4.6 Keterbatasan Penelitian

  Penulis menyadari bahwa penelitian ini masih banyak kelemahan dan kekurangannya, meskipun penulis telah berupaya semaksimal mungkin dengan berbagai usaha untuk membuat hasil penelitian ini bisa menjadi sempurna. Beberapa kekurangan, kelemahan dan keterbatasan dalam penulisan diantaranya jumlah sampel yang didapat, kelemahan dari metode sampling yang digunakan dan keterbatasan referensi dalam penulisan.

  4.6.1 Jumlah Sampel Peneliti menyadari bahwa jumlah sampel yang didapat masih sedikit dan belum mendekati jumlah sampel minimal yang diharapkan.

  Meskipun demikian bukan berarti hasil penelitian tidak valid dan tidak , reliable karena sampel dalam penelitian ini adalah sampel dengan kriteria khusus yang sudah ditetapkan sehingga diyakini peneliti sampel tersebut sudah benar-benar representatif.

  4.6.2 Kelemahan Teknik Sampling Peneliti menyadari bahwa dengan teknik sampling accidental tidak bisa digunakan untuk menarik suatu kesimpulan secara umum (menggeneralisir) terhadap hasil penelitian ini. Meskipun demikian, hasil diyakini peneliti sudah bisa menggambarkan kondisi yang sebenarnya di tempat dilakukannya penelitian ini.

  4.6.3 Referensi dan Sumber Rujukan Peneliti menyadari mempunyai banyak keterbatasan dalam melakukan penelaahan penelitian, pengetahuan yang kurang, literatur yang kurang, kelemahan dalam menterjemahkan naskah berbahasa inggris ke Indonesia. Terlepas dari adanya kekurangan dan kelemahan tersebut, penelitian ini telah memberikan informasi yang sangat penting dalam perkembangan ilmu keperawatan dan praktek asuhan keperawatan dimana hasil penelitian ini telah membuktikan bahwa tidak ada hubungan yang signifikan antara lama hari rawat dengan terjadinya dekubitus pada pasien khususnya pasien yang berisiko mengalami dekubitus yang dirawat di ruang ICU RSUD dr.H.Soemarno Sosroatmodjo Kuala Kapuas.

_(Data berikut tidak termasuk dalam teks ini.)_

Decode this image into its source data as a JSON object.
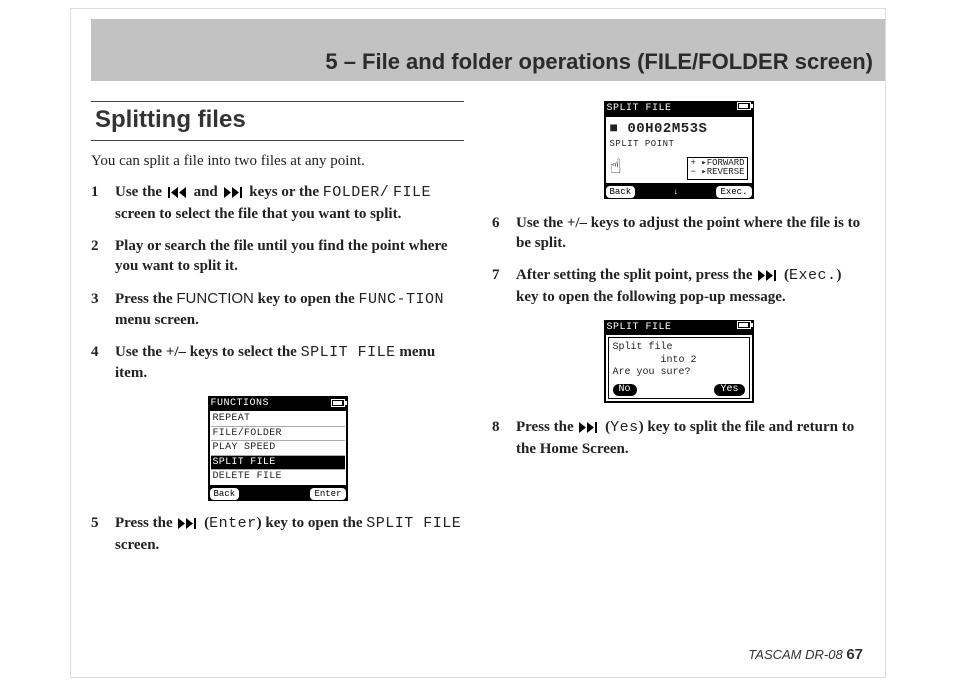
{
  "header": {
    "chapter_title": "5 – File and folder operations (FILE/FOLDER screen)"
  },
  "section": {
    "title": "Splitting files"
  },
  "intro": "You can split a file into two files at any point.",
  "steps": {
    "s1_a": "Use the ",
    "s1_b": " and ",
    "s1_c": " keys or the ",
    "s1_mono1": "FOLDER/",
    "s1_mono2": "FILE",
    "s1_d": " screen to select the file that you want to split.",
    "s2": "Play or search the file until you find the point where you want to split it.",
    "s3_a": "Press the ",
    "s3_key": "FUNCTION",
    "s3_b": " key to open the ",
    "s3_mono": "FUNC-TION",
    "s3_c": " menu screen.",
    "s4_a": "Use the +/– keys to select the ",
    "s4_mono": "SPLIT FILE",
    "s4_b": " menu item.",
    "s5_a": "Press the ",
    "s5_b": " (",
    "s5_mono1": "Enter",
    "s5_c": ") key to open the ",
    "s5_mono2": "SPLIT FILE",
    "s5_d": " screen.",
    "s6": "Use the +/– keys to adjust the point where the file is to be split.",
    "s7_a": "After setting the split point, press the ",
    "s7_b": " (",
    "s7_mono": "Exec.",
    "s7_c": ") key to open the following pop-up message.",
    "s8_a": "Press the ",
    "s8_b": " (",
    "s8_mono": "Yes",
    "s8_c": ") key to split the file and return to the Home Screen."
  },
  "lcd_functions": {
    "title": "FUNCTIONS",
    "rows": [
      "REPEAT",
      "FILE/FOLDER",
      "PLAY SPEED",
      "SPLIT FILE",
      "DELETE FILE"
    ],
    "selected_index": 3,
    "footer_left": "Back",
    "footer_right": "Enter"
  },
  "lcd_split": {
    "title": "SPLIT FILE",
    "time": "00H02M53S",
    "sub": "SPLIT POINT",
    "forward": "+ ▸FORWARD",
    "reverse": "− ▸REVERSE",
    "footer_left": "Back",
    "footer_mid": "↓",
    "footer_right": "Exec."
  },
  "lcd_confirm": {
    "title": "SPLIT FILE",
    "line1": "Split file",
    "line2": "into 2",
    "line3": "Are you sure?",
    "footer_left": "No",
    "footer_right": "Yes"
  },
  "footer": {
    "model": "TASCAM  DR-08",
    "page": "67"
  },
  "colors": {
    "header_band": "#c2c2c2",
    "text": "#222222",
    "rule": "#444444"
  }
}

4.7 Implikasi Hasil Penelitian Dalam Keperawatan

  Hasil penelitian ini menunjukkan bahwa mayoritas pasien yang menjadi responden tidak mengalami dekubitus selama dirawat di ruang ICU RSUD dr.H.Soemarno Sosroatmodjo Kuala Kapuas. Angka kejadian dekubitus dapat diminimalkan dengan pemberian asuhan keperawatan pencegahan dekubitus. Hal ini menunjukkan pentingnya peran perawat sebagai pemberi asuhan keperawatan khususnya dalam pencegahan dekubitus Kejadian dekubitus dapat menggambarkan baik buruknya pelayanan keperawatan di ruang rawat inap suatu Rumah Sakit. Perawat sebagai pemberi pelayanan keperawatan sangat berkontribusi dalam upaya-upaya pencegahan terhadap kejadian dekubitus. Yusuf (2011), menyatakan bahwa kejadian dekubitus di ruang rawat inap Rumah Sakit adalah murni kesalahan perawat. Yusuf juga menyatakan kejadian dekubitus di ruang perawatan Rumah Sakit merupakan parameter baik buruknya pelayanan keperawatan dan pengobatan yang diberikan.